Metadata-Version: 2.2
Name: ncreview_plus
Version: 0.0.post1.dev14
Summary: A tool to compare and/or summarize netCDF files
Author-email: Gabriel Gibler <gabriel.gibler@pnnl.gov>, Sherman Beus <sherman.beus@pnnl.gov>, Thomas Powell <thomas.powell@pnnl.gov>
License: MIT
Requires-Python: >=3.9
Description-Content-Type: text/markdown
Requires-Dist: netCDF4
Requires-Dist: numpy==1.26
Requires-Dist: urllib3
Requires-Dist: act-atmos
Requires-Dist: matplotlib

# Guide to ncreview

`ncreview` is a tool which allows users to produce interactive web-based comparisons between datastreams or summaries of a single datastream, providing information on netCDF data and metadata. The metadata part of the review is produced in a non-lossy way which preserves all metadata information present throughout each datastream. Numerical data is summarized with statistics like min, max, mean, n_missing, etc. for a summary interval which can be specified by the user at the command line.

## Setup
To use ncreview normally on the ARM servers, there are a few modifications you need to make to your enviornment.
Set the following enviornment variables in your profile:
 - `PATH` to `/apps/ds/bin:$PATH`
 - `PYTHONPATH` to `/apps/ds/lib`

## Installation

    git clone https://code.arm.gov/tpowell/ncreview-wind-data-hub.git
    cd ncreview-wind-data-hub
    ./build.sh --prefix=[install directory]

## Command Line Interface

The reports are created through the `ncreview` command line interface, and deposited at a URL to be opened in a browser. Usage help can be found by typing `ncreview --help`.

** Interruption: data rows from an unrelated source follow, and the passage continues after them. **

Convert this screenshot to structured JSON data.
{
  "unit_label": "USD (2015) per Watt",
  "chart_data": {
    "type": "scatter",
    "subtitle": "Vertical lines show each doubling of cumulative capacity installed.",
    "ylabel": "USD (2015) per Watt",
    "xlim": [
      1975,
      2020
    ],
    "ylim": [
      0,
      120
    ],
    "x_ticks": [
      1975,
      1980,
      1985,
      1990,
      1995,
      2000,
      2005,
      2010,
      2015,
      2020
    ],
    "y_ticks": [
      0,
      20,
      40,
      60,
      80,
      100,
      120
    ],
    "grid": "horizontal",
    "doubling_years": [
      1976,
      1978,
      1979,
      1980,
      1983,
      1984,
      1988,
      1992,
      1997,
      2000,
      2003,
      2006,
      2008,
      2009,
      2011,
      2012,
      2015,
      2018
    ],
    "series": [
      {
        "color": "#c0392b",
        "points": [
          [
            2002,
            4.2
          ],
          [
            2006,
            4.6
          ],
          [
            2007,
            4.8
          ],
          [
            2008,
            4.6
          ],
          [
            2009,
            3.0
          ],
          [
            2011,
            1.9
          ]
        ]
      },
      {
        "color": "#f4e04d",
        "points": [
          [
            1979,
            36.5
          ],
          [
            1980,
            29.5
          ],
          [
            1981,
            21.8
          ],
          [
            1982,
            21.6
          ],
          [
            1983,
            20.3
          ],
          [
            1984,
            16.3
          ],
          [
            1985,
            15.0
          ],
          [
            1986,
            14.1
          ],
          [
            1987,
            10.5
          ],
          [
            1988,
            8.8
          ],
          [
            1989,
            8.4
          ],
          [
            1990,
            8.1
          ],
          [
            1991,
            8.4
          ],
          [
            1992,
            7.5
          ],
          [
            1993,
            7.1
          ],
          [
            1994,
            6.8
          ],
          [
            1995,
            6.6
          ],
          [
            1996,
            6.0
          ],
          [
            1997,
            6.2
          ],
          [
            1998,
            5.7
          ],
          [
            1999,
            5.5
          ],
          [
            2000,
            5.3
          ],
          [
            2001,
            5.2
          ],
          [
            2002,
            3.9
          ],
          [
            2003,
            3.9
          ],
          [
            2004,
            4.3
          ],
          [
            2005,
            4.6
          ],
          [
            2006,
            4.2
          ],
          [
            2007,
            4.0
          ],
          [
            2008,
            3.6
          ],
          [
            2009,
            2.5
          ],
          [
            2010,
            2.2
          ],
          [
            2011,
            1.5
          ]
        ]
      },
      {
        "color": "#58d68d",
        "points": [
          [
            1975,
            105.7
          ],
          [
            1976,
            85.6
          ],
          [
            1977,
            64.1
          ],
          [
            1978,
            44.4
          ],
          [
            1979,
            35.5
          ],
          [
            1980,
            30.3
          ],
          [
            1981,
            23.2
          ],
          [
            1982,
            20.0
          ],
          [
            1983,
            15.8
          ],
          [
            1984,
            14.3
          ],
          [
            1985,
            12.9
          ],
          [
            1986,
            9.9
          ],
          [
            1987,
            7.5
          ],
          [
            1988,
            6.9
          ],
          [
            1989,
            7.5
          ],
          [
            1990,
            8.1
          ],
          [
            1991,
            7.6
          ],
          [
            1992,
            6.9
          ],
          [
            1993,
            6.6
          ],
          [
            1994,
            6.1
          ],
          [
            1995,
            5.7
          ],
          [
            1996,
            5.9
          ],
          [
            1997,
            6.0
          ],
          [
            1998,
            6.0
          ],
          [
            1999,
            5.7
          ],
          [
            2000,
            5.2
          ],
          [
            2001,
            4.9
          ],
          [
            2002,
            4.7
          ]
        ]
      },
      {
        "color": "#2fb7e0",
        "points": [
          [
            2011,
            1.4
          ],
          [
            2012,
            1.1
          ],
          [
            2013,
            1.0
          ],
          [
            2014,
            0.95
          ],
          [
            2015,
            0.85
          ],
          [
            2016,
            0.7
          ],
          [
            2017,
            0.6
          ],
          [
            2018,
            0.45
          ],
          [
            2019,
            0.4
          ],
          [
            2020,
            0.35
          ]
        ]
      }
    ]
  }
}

Example call, 1 datastream: 

    ncreview -n qcradSGP_C1_all -t 01-00-00 .
In this example the output URL will have the name "qcradSGP_C1_all" appended at the end of the link.  The time averaging will be 1 hour, and it will plot all the data in the working directory since there are no start and end date arguments (In this case pwd is /data/archive/sgp/sgpqcrad1longC1.c2).

## Web Report

The web-based report is laid out in a hierarchical structure of nested expandable elements, which, for comparisons, are color-coded to indicate the difference in the data they contain. As described in the expandable legend in the upper-right hand corner, throughout the report blue is used to indicate that data has changed, red is used to indicate that data was in the old report but is not in the new (removed), and green means that data is in the new report but not the old one (added).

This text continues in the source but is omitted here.